Doğu Türkistan Çin Komünist Partisi Sekreteri Chen Quanguo, Kasım 2016’da mevcut yetimhane ve çocuk bakım merkezlerinde boş kontenjan bırakılmamasını ve yeni kurulacak merkezlerle mevcutların kapasitesinin arttırılması gerektiğini açıklamıştır. Çocuk kamplarının kurulduğu tarihler, Doğu Türkistan’da yetişkinler için kurulan toplama kamplarının açılmaya başladığı tarihlerle örtüşmektedir. Yani babalar, dedeler ve evin gençleri toplama kamplarına gönderilirken çocuklar da çocuk kamplarına alınmaya başlanmıştır.
Çin Çocukları Koruma Yasası’na göre çocukların devlet bakımı için akrabalarından zorla alınması yasaktır. Ayrıca Çin, 1992 yılında BM Çocuk Hakları Sözleşmesi’ni onaylamış, buna göre çocukların ailelerinin yanında büyümesi gerektiğini kabul etmiştir. Fakat toplama kamplarına götürülen milyonlarca insanın varlığı ve Doğu Türkistanlı milyonlarca çocuğun ailesinin yanında olmayışı, Çin’in mezkûr sözleşmeye uymadığını göstermektedir.
Çin MEB verilerine göre Doğu Türkistan’da toplam 7.778 Çocuk Yetiştirme Merkezi bulunmakta ve bu merkezlerde 92.200 eğitmen ve 59.400 “özel görevli” istihdam edilmektedir.
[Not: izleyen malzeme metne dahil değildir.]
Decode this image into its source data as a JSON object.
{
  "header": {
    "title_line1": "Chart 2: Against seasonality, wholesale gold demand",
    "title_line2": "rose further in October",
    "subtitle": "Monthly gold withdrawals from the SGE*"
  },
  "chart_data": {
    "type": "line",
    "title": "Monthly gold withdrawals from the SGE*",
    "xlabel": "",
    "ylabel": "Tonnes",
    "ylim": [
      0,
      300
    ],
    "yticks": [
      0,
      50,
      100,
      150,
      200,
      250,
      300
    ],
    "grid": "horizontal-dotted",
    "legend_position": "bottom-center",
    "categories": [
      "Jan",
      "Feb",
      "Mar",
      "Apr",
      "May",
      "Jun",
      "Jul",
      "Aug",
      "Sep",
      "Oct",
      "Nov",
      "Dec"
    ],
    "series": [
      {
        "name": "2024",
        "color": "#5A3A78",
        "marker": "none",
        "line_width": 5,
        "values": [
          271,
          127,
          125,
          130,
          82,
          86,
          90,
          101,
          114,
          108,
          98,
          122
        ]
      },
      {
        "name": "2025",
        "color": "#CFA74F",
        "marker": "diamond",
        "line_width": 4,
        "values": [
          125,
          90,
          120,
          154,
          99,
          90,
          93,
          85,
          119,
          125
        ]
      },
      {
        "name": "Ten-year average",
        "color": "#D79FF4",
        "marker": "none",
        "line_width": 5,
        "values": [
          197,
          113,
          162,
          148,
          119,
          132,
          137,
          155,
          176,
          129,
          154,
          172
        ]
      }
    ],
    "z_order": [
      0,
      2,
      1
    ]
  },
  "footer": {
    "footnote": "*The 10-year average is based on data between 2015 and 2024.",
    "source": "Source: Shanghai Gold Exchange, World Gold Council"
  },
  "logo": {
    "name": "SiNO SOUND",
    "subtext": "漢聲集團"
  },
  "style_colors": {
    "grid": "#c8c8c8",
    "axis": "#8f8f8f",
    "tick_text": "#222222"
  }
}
Görevli sayısına bakıldığında bu merkezlerde yaklaşık 2.000.000 çocuk olduğu tahmin edilmektedir. Yatılı okullardaki durum bundan farklı değildir. 2017 verilerine göre, Doğu Türkistan’daki bütün ortaokul öğrencilerinin %40’ını oluşturan 497.800 çocuk, yatılı okullara yerleştirilmiştir.
Bağımsız heyetlerin ziyaretlerine müsaade edilmeyen okul ve kreşler dikenli tel, çit ve kameralarla çevrili olduğu gibi sıkı bir polis gözetimi altındadır. Böyle bir uygulama, çocuk merkezinden çok, toplama kampını andırmaktadır. Görevlilerin verdiği bilgilere göre yetimhanelerdeki çocuklar çok kalabalık bir ortamda, çok kötü şartlar altında, üstelik kilitli kapılar arkasında adeta çiftlik hayvanları gibi kalmaktadır. Kalabalık olmaları gerekçesiyle çocukların bir kısmı Çin’e götürülmekte, fakat nereye götürüldüklerine dair asla bilgi verilmemektedir. Bu nedenle babalar toplama kampından çıkmayı başarabilse bile asla çocuklarının nerede olduğunu bilemezler.
Çin’in 2014 yılında başlattığı ve 2017 yılında sistematik hâle getirdiği “Aile Olmak” adlı projesi, insanlık dışı bir yöntemdir. Bu proje, 1.000.000’dan fazla Çinli memurun, yatılı olarak Müslüman ailelerin yanında kalmasıyla hayata geçirilmiş; birçok taciz ve tecavüz vakaları yaşanmış, toplama kamplarında uygulanan baskı ve asimilasyonun aynısı Müslüman Doğu Türkistanlıların bizzat kendi evlerinde yaşanmış ve yaşanmaya devam etmektedir.
BM Soykırım Sözleşmesi’nin 2. maddesine göre “herhangi bir gruba ait çocukları bir başka gruba zorla nakletmek” açıkça soykırım uygulaması sayılmaktadır. Fakat Doğu Türkistan’da bu soykırımdan nasibini almayan çocuk neredeyse yoktur ve bu çocukların içinde oldukları ortam, onlara çok ağır travmalar yaşatmaktadır. Ayrıca Doğu Türkistanlı çocukların kimlik bilgilerinin değiştirilmesi ve Çinli ailelere evlatlık olarak verilmesi Çin’in asimilasyon politikasıdır. Bu çocukların çeşitli araştırmalarda denek olarak kullanıldığı, organ ticareti için katledildiği ve türlü şekillerde istismar edildiği gelen haberler arasındadır.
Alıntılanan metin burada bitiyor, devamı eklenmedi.